Kirkside (1815)

Kirkside

When Wayland’s 1725 First Parish meetinghouse was taken down, in 1814-1815, to make way for a new church, materials from the old building were used to construct a house and store just to the east. Originally known as the Old Green Store, it has a hipped roof and a second-floor meeting hall, which was used by the town from 1815 to 1845. This hall was constructed as part of the builders’ deal to get the old meetinghouse’s beams and timbers in exchange for letting the town use the hall for thirty years. In 1825, when the First Parish church was split between Calvinists and Unitarians, Rev.
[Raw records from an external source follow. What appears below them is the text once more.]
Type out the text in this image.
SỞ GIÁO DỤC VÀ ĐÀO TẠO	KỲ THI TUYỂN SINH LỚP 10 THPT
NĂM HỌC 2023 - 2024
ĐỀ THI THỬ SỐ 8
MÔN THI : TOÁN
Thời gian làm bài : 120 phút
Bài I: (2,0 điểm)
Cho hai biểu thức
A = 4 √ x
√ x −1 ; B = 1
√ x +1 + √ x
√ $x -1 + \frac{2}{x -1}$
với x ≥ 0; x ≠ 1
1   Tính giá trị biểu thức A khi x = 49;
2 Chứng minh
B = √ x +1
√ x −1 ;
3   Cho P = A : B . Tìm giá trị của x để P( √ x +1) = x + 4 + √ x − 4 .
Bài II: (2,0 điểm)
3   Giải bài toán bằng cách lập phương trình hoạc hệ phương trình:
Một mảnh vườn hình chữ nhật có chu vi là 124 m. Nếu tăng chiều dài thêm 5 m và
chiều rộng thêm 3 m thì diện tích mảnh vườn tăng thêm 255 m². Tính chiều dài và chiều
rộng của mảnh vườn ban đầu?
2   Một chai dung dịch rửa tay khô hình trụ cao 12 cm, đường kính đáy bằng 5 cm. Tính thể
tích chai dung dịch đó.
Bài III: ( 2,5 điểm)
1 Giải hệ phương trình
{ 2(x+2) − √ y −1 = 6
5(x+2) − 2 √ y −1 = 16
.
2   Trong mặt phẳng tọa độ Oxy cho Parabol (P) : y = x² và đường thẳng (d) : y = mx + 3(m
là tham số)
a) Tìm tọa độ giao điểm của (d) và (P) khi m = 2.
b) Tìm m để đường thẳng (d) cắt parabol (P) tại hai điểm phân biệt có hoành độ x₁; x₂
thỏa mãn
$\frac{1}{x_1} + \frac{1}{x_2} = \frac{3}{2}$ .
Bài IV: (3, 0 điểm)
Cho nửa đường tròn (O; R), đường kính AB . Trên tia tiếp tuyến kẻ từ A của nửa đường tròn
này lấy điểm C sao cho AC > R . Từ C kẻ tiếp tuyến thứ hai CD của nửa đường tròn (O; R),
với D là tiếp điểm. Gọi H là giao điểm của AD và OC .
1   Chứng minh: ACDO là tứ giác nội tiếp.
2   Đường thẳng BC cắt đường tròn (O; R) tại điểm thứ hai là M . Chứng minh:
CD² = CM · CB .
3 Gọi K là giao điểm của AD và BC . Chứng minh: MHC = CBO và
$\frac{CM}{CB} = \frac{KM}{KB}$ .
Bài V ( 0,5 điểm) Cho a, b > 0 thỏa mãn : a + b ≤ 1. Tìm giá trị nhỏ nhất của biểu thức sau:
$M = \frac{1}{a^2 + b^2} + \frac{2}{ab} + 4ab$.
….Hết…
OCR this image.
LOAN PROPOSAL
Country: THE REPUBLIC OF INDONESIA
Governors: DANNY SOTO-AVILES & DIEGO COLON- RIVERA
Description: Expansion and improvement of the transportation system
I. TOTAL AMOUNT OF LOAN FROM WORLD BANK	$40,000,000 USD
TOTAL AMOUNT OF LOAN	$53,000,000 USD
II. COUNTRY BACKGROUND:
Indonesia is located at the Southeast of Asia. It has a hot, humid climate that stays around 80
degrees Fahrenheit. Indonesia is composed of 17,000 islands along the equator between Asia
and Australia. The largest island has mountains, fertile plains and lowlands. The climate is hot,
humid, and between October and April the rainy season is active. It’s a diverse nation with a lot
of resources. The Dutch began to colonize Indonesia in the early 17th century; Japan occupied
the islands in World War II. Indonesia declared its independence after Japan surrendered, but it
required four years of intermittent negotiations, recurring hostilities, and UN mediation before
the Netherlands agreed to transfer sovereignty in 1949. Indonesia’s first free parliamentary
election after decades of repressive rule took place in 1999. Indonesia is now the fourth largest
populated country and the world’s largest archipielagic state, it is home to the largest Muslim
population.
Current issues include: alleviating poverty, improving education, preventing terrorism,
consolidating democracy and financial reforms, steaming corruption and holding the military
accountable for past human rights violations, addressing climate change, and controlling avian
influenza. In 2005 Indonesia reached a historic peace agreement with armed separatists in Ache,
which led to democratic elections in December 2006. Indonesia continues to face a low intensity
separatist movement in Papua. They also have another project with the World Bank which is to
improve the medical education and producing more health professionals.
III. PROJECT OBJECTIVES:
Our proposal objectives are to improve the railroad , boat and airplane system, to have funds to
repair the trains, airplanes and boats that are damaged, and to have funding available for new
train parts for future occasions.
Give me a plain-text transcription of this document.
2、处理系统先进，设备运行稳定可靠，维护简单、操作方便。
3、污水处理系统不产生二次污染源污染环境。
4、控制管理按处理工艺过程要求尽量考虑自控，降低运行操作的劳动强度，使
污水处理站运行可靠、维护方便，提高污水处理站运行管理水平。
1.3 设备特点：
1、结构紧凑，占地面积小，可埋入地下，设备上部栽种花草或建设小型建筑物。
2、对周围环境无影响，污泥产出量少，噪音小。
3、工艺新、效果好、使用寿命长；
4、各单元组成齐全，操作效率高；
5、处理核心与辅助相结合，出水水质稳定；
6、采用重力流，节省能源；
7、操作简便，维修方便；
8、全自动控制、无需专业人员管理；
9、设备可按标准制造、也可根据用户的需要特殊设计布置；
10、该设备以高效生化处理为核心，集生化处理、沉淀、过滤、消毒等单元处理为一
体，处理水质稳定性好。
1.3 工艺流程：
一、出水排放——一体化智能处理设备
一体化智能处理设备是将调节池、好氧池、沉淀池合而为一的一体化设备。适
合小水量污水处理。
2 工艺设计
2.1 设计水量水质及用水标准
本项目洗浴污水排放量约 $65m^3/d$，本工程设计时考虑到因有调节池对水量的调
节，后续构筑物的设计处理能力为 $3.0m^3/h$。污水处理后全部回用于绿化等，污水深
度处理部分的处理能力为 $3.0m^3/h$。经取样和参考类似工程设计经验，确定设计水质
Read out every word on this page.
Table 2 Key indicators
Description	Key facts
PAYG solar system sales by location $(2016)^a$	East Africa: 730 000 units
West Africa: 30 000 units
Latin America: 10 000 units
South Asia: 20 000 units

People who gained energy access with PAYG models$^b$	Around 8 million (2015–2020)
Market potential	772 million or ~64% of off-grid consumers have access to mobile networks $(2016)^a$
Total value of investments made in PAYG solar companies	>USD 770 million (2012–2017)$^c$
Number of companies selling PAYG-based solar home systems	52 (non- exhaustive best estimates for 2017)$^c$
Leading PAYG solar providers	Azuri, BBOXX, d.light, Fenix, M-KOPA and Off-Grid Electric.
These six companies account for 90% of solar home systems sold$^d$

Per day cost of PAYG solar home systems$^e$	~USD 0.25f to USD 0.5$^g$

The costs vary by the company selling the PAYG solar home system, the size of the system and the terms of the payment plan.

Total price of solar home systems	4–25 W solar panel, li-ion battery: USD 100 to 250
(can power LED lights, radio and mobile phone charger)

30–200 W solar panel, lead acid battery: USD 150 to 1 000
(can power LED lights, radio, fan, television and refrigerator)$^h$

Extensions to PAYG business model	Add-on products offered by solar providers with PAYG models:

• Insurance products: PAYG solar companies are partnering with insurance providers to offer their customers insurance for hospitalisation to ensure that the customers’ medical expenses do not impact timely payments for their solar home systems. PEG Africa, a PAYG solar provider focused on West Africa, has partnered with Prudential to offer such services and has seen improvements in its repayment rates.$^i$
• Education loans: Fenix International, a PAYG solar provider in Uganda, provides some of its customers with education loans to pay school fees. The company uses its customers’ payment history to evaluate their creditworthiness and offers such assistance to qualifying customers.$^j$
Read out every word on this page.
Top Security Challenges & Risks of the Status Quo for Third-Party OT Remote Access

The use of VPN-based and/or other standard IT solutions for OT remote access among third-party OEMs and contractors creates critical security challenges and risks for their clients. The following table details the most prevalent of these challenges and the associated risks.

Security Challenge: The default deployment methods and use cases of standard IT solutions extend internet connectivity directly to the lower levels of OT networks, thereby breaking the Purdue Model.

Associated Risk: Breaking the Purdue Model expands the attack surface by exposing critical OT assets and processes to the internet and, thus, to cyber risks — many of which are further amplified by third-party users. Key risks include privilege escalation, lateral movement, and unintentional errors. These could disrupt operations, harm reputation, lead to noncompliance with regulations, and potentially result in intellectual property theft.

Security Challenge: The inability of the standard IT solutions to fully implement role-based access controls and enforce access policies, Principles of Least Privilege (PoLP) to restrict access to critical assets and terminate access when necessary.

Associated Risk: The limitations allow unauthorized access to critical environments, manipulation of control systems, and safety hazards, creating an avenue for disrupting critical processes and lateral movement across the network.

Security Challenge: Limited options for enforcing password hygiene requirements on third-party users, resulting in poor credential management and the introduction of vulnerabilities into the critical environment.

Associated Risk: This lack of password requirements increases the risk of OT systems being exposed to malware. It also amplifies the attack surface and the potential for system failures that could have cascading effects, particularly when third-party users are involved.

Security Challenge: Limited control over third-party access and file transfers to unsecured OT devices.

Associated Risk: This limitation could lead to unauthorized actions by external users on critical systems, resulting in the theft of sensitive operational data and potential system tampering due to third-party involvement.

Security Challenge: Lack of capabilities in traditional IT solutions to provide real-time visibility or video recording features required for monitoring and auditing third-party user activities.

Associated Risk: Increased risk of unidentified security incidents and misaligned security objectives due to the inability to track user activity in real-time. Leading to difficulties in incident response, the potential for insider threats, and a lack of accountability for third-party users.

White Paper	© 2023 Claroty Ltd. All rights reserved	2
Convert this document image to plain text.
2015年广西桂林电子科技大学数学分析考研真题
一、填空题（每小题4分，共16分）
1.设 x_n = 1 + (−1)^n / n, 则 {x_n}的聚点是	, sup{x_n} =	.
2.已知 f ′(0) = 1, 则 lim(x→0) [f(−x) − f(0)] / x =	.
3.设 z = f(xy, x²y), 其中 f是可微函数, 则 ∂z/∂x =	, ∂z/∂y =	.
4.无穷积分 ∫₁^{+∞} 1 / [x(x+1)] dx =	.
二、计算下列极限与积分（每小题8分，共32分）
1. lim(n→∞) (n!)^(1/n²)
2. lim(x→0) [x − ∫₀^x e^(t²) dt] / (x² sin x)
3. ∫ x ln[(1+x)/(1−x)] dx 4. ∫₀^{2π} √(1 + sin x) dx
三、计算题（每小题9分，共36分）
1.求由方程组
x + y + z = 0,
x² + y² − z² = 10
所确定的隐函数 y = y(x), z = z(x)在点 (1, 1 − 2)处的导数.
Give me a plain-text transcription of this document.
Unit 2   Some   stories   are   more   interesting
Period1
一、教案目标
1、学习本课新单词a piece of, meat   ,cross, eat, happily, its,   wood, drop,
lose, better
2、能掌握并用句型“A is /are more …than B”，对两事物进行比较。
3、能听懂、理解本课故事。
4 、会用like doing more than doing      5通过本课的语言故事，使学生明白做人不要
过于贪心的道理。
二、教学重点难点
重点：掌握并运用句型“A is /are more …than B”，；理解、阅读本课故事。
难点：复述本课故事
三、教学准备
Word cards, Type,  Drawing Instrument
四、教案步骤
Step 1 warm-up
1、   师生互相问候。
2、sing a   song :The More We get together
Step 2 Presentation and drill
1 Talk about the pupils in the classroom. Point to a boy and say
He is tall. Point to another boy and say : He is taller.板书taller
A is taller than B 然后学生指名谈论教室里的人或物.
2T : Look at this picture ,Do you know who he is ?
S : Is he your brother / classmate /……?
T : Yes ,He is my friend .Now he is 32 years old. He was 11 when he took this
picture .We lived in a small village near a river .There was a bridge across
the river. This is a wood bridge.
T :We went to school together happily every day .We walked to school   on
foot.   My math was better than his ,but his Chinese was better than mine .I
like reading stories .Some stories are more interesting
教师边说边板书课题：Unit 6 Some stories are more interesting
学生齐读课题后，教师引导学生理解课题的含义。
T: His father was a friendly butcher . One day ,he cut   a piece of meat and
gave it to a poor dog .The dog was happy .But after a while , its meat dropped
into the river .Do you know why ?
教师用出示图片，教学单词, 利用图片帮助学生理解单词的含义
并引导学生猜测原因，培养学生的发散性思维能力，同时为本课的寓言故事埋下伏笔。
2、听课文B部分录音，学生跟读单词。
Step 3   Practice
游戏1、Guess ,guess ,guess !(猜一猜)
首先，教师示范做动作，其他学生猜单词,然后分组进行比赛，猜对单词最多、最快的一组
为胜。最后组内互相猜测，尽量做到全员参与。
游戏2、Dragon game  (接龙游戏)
Lyman Beecher held a series of meetings in the hall to denounce the Unitarians. In 1849, choir members used the meeting room to rehearse the new hymn by Rev. Edmund Sears, “It Came Upon the Midnight Clear.” The house was later converted into a summer residence, named Kirkside, by William Bullard, a wealthy Cambridge banker, in 1889. He expanded and updated the house to the Colonial Revival style and placed elaborate French wallpaper in the meeting hall/ballroom. In 1920, the house was purchased by William C. Loring, an artist who taught at the Rhode Island School of Design, and his wife, Mildred Loring, an antiques dealer, who used the meeting hall as her sales room. The restoration of the house by its current owners, in 1991, was featured on the PBS television program, This Old House.